We lined up outdoors and began to chat to one another. The woman behind me had driven from Richmond, she has been to the Festival before. She wasn’t thrilled about missing his talk, but she knew that these things happen. The two women behind her were from Burke—they both worked at the same elementary school. One of them works to raise money to build schools on tribal lands in India. From India herself originally, she was very disappointed not to see Mortenson speak and more importantly to speak to him. I assured her that the best place to speak to him would be at the book signing.

While the frat house next to the theater blared “The Night They Drove Ol’ Dixie Down” (The Band’s version, not Joan Baez), we waited…and we waited…and we waited. The extra 30 minutes he spoke seemed particularly long for those of us standing outside. I had fallen rollerblading with my daughter the weekend before, so my right leg really wasn’t too happy with my waiting around.

Finally, we hear applause from inside the theater, the volunteers let us in, and we head down the hall to get our books signed. Now, I’ve been standing there all of this time—you would think that I would have my little spiel ready to go. I really don’t want to babble when I get up there. As I walk down the hall, my mind goes blank. “What am I supposed to say?” I ask myself a little desperately.

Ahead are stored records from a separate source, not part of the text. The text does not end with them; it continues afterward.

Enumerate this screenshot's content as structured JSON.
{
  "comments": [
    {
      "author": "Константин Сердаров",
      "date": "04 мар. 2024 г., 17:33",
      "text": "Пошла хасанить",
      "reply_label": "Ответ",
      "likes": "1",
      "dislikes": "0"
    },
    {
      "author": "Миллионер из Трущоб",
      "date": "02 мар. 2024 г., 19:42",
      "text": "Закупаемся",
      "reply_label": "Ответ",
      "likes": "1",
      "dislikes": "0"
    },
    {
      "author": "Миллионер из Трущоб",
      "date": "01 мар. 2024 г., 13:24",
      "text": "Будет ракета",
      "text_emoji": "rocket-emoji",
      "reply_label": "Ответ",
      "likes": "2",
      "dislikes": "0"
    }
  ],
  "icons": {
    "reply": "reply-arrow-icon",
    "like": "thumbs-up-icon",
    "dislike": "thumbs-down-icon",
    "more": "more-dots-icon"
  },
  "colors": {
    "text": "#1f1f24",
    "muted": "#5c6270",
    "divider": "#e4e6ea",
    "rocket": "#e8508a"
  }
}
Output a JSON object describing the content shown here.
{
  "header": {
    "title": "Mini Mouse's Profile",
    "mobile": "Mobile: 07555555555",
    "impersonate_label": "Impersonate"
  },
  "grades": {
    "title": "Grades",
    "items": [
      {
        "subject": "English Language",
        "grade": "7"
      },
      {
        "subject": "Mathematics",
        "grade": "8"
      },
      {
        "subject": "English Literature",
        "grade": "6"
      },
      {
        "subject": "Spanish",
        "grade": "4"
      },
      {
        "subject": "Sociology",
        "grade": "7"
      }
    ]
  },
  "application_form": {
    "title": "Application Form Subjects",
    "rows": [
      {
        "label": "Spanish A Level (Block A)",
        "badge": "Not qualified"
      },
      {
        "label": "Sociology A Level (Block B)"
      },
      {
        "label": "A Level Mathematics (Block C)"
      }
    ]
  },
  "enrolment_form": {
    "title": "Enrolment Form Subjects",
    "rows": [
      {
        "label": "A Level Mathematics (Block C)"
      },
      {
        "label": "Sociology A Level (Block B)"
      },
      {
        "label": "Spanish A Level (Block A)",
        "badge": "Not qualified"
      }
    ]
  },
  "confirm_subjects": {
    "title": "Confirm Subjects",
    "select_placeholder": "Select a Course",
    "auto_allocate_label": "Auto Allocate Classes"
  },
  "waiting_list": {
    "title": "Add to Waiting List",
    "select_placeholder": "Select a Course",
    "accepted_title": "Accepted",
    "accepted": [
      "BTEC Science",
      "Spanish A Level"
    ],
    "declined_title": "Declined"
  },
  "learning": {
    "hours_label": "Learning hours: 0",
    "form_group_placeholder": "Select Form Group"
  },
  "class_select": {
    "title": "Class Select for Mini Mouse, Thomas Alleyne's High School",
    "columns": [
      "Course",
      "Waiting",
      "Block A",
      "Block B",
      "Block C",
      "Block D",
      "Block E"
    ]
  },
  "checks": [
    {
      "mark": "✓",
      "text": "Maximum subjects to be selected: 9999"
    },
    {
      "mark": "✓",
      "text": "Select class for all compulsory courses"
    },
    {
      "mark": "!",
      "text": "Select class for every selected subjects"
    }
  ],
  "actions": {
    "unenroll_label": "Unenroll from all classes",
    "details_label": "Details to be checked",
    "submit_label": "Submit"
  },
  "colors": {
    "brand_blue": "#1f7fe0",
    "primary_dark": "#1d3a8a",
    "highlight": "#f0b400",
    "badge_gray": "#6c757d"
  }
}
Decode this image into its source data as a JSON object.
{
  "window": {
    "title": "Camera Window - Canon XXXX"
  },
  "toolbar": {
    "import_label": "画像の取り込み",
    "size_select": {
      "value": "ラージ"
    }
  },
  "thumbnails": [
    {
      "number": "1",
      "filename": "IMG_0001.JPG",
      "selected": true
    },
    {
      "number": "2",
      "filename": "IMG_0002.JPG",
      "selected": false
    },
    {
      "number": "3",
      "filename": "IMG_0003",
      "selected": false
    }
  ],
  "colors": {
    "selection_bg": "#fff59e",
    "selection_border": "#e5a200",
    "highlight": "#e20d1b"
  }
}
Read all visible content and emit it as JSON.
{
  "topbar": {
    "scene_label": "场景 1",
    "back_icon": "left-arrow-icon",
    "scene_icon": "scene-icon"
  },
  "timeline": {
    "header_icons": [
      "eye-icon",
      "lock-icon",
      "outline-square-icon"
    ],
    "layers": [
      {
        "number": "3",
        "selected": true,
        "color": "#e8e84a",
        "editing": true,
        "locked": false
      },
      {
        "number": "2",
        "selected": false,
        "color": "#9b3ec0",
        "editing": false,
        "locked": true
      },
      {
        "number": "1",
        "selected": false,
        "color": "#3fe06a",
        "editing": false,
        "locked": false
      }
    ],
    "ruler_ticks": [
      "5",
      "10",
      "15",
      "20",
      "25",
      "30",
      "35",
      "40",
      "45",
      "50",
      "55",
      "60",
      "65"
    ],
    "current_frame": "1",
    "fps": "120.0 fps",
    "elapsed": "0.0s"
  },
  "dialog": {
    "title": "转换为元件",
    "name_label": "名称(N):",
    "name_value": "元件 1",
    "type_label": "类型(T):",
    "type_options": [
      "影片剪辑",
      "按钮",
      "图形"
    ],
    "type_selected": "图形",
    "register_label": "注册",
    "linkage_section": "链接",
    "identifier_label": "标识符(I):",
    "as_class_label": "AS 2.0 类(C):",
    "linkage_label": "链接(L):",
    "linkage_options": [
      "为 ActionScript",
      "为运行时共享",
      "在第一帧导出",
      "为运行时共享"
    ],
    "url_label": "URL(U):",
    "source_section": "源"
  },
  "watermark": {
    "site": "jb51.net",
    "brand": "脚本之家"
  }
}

Now all I can think is “Geez, I’m first! Who wants to be first?” But then I take a deep breath, gather my thoughts, and walk across the room where I’m greeted very graciously by Mortenson. I actually say what I came to say without babbling, he takes the folder of information, and expresses interest. Whew!

I leave with signed books for Chris and me, step outside, and meet Chris coming up the stairs. She says the presentation was amazing. The Festival is off to a great start!

1 comment:

Chris said...

Carole, I can honestly say that your efforts that evening made a world of difference. You were successful for yourself, for me and for ASCD. Yeay you! And thank you!